Lorsque j'ai dit à Fuad que IWPS ne pouvait pas proposer de soutien financier (bien que si vous pouvez, contactez fuad_alramal@yahoo.com), il m'a répondu : "Nous n'avons pas d'argent, mais notre force, ce sont nos convictions : notre engagement dans la non violence. La violence tue l'esprit, et le pousse vers plus de violence ou la soumission, mais la non violence finit toujours par l'emporter."

Fuad a dit qu'il avait choisi de travailler dans la région de Salfit à cause de son passé de résistance non violente. Ces dernières semaines ont vu nombre d'actions importantes dans notre région rurale souvent oubliée.

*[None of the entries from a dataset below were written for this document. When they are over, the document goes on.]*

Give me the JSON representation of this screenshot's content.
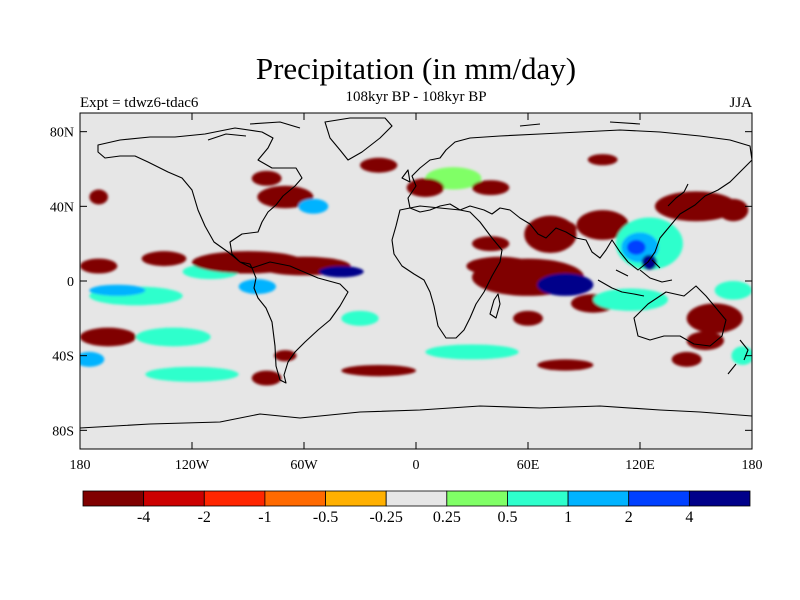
{
  "figure": {
    "title": "Precipitation (in mm/day)",
    "subtitle": "108kyr BP - 108kyr BP",
    "left_label": "Expt = tdwz6-tdac6",
    "right_label": "JJA"
  },
  "map": {
    "projection": "cylindrical equidistant",
    "lon_range": [
      -180,
      180
    ],
    "lat_range": [
      -90,
      90
    ],
    "background_color": "#e6e6e6",
    "y_ticks": [
      {
        "lat": 80,
        "label": "80N"
      },
      {
        "lat": 40,
        "label": "40N"
      },
      {
        "lat": 0,
        "label": "0"
      },
      {
        "lat": -40,
        "label": "40S"
      },
      {
        "lat": -80,
        "label": "80S"
      }
    ],
    "x_ticks": [
      {
        "lon": -180,
        "label": "180"
      },
      {
        "lon": -120,
        "label": "120W"
      },
      {
        "lon": -60,
        "label": "60W"
      },
      {
        "lon": 0,
        "label": "0"
      },
      {
        "lon": 60,
        "label": "60E"
      },
      {
        "lon": 120,
        "label": "120E"
      },
      {
        "lon": 180,
        "label": "180"
      }
    ]
  },
  "colorbar": {
    "colors": [
      "#800000",
      "#cc0000",
      "#ff2600",
      "#ff6a00",
      "#ffb000",
      "#e6e6e6",
      "#80ff66",
      "#2effcc",
      "#00b3ff",
      "#0040ff",
      "#00008a"
    ],
    "labels": [
      "-4",
      "-2",
      "-1",
      "-0.5",
      "-0.25",
      "0.25",
      "0.5",
      "1",
      "2",
      "4"
    ]
  },
  "chart_data": {
    "type": "heatmap",
    "title": "Precipitation (in mm/day)",
    "subtitle": "108kyr BP - 108kyr BP",
    "season": "JJA",
    "experiment": "tdwz6-tdac6",
    "contour_levels": [
      -4,
      -2,
      -1,
      -0.5,
      -0.25,
      0.25,
      0.5,
      1,
      2,
      4
    ],
    "features": [
      {
        "lon": 60,
        "lat": 2,
        "rx": 30,
        "ry": 10,
        "level": -2
      },
      {
        "lon": 80,
        "lat": -2,
        "rx": 15,
        "ry": 6,
        "level": -4
      },
      {
        "lon": 45,
        "lat": 8,
        "rx": 18,
        "ry": 5,
        "level": -0.5
      },
      {
        "lon": 72,
        "lat": 25,
        "rx": 14,
        "ry": 10,
        "level": -1
      },
      {
        "lon": 80,
        "lat": 28,
        "rx": 6,
        "ry": 4,
        "level": -2
      },
      {
        "lon": 100,
        "lat": 30,
        "rx": 14,
        "ry": 8,
        "level": -0.5
      },
      {
        "lon": 125,
        "lat": 20,
        "rx": 18,
        "ry": 14,
        "level": 0.5
      },
      {
        "lon": 120,
        "lat": 18,
        "rx": 10,
        "ry": 8,
        "level": 1
      },
      {
        "lon": 118,
        "lat": 18,
        "rx": 5,
        "ry": 4,
        "level": 2
      },
      {
        "lon": 125,
        "lat": 10,
        "rx": 4,
        "ry": 4,
        "level": 4
      },
      {
        "lon": 150,
        "lat": 40,
        "rx": 22,
        "ry": 8,
        "level": -1
      },
      {
        "lon": 170,
        "lat": 38,
        "rx": 8,
        "ry": 6,
        "level": -2
      },
      {
        "lon": 95,
        "lat": -12,
        "rx": 12,
        "ry": 5,
        "level": -0.5
      },
      {
        "lon": 115,
        "lat": -10,
        "rx": 20,
        "ry": 6,
        "level": 0.5
      },
      {
        "lon": 160,
        "lat": -20,
        "rx": 15,
        "ry": 8,
        "level": -1
      },
      {
        "lon": 155,
        "lat": -32,
        "rx": 10,
        "ry": 5,
        "level": -0.5
      },
      {
        "lon": 145,
        "lat": -42,
        "rx": 8,
        "ry": 4,
        "level": -2
      },
      {
        "lon": 175,
        "lat": -40,
        "rx": 6,
        "ry": 5,
        "level": 0.5
      },
      {
        "lon": -90,
        "lat": 10,
        "rx": 30,
        "ry": 6,
        "level": -1
      },
      {
        "lon": -60,
        "lat": 8,
        "rx": 25,
        "ry": 5,
        "level": -2
      },
      {
        "lon": -40,
        "lat": 5,
        "rx": 12,
        "ry": 3,
        "level": -4
      },
      {
        "lon": -170,
        "lat": 8,
        "rx": 10,
        "ry": 4,
        "level": -1
      },
      {
        "lon": -135,
        "lat": 12,
        "rx": 12,
        "ry": 4,
        "level": -0.5
      },
      {
        "lon": -110,
        "lat": 5,
        "rx": 15,
        "ry": 4,
        "level": 0.5
      },
      {
        "lon": -85,
        "lat": -3,
        "rx": 10,
        "ry": 4,
        "level": 1
      },
      {
        "lon": -150,
        "lat": -8,
        "rx": 25,
        "ry": 5,
        "level": 0.5
      },
      {
        "lon": -160,
        "lat": -5,
        "rx": 15,
        "ry": 3,
        "level": 1
      },
      {
        "lon": -165,
        "lat": -30,
        "rx": 15,
        "ry": 5,
        "level": -0.5
      },
      {
        "lon": -130,
        "lat": -30,
        "rx": 20,
        "ry": 5,
        "level": 0.5
      },
      {
        "lon": -175,
        "lat": -42,
        "rx": 8,
        "ry": 4,
        "level": 1
      },
      {
        "lon": -70,
        "lat": 45,
        "rx": 15,
        "ry": 6,
        "level": -0.5
      },
      {
        "lon": -55,
        "lat": 40,
        "rx": 8,
        "ry": 4,
        "level": 1
      },
      {
        "lon": -80,
        "lat": 55,
        "rx": 8,
        "ry": 4,
        "level": -1
      },
      {
        "lon": -170,
        "lat": 45,
        "rx": 5,
        "ry": 4,
        "level": -0.5
      },
      {
        "lon": 5,
        "lat": 50,
        "rx": 10,
        "ry": 5,
        "level": -0.5
      },
      {
        "lon": 20,
        "lat": 55,
        "rx": 15,
        "ry": 6,
        "level": 0.25
      },
      {
        "lon": 40,
        "lat": 50,
        "rx": 10,
        "ry": 4,
        "level": -0.5
      },
      {
        "lon": -20,
        "lat": -48,
        "rx": 20,
        "ry": 3,
        "level": -0.5
      },
      {
        "lon": 30,
        "lat": -38,
        "rx": 25,
        "ry": 4,
        "level": 0.5
      },
      {
        "lon": 80,
        "lat": -45,
        "rx": 15,
        "ry": 3,
        "level": -0.5
      },
      {
        "lon": -70,
        "lat": -40,
        "rx": 6,
        "ry": 3,
        "level": -1
      },
      {
        "lon": -30,
        "lat": -20,
        "rx": 10,
        "ry": 4,
        "level": 0.5
      },
      {
        "lon": 60,
        "lat": -20,
        "rx": 8,
        "ry": 4,
        "level": -0.5
      },
      {
        "lon": -120,
        "lat": -50,
        "rx": 25,
        "ry": 4,
        "level": 0.5
      },
      {
        "lon": -80,
        "lat": -52,
        "rx": 8,
        "ry": 4,
        "level": -1
      },
      {
        "lon": 40,
        "lat": 20,
        "rx": 10,
        "ry": 4,
        "level": -1
      },
      {
        "lon": 170,
        "lat": -5,
        "rx": 10,
        "ry": 5,
        "level": 0.5
      },
      {
        "lon": -20,
        "lat": 62,
        "rx": 10,
        "ry": 4,
        "level": -0.5
      },
      {
        "lon": 100,
        "lat": 65,
        "rx": 8,
        "ry": 3,
        "level": -0.5
      }
    ]
  }
}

Le Jour de la Terre, des centaines de personnes se sont rassemblées dans le village de Rafat pour protester contre le mur qui encercle lentement leur village, mais lorsqu'ils se sont rendus compte que la cage n'était pas gardée, ils ont commencé à la secouer, tous ensemble, jusqu'à ce que les grilles s'ouvrent.

Lorsque les soldats sont arrivés, les manifestants sont rentrés chez eux, et aucune pierre n'a été lancée. Ils avaient dit ce qu'ils voulaient dire : Rafat n'acceptera pas de punition collective.

Le jour suivant, à Salfit, un groupe de manifestants a trouvé le mur sans gardiens et ils ont commencé à enlever des fils électriques installés sur les sections grillagées.

Les soldats ont surgi et ont commencé à tirer en l'air, mais les manifestants sont restés et ont déployé les drapeaux palestiniens au-dessus du mur de la cage qui coupe leur route principale et annexe la majorité de leur terre. Salfit non plus n'acceptera pas l'emprisonnement collectif.

Le reste de la Cisjordanie non plus, où beaucoup d'autres actions ont eu lieu à l'occasion du Jour de la Terre. A Qaffin, au nord, des milliers de manifestants se sont rassemblés et ont marché, dansé et rythmé par les tambours leur marche vers le mur, pour montrer leur état d'esprit et leur détermination à résister au mur illégal et à l'occupation.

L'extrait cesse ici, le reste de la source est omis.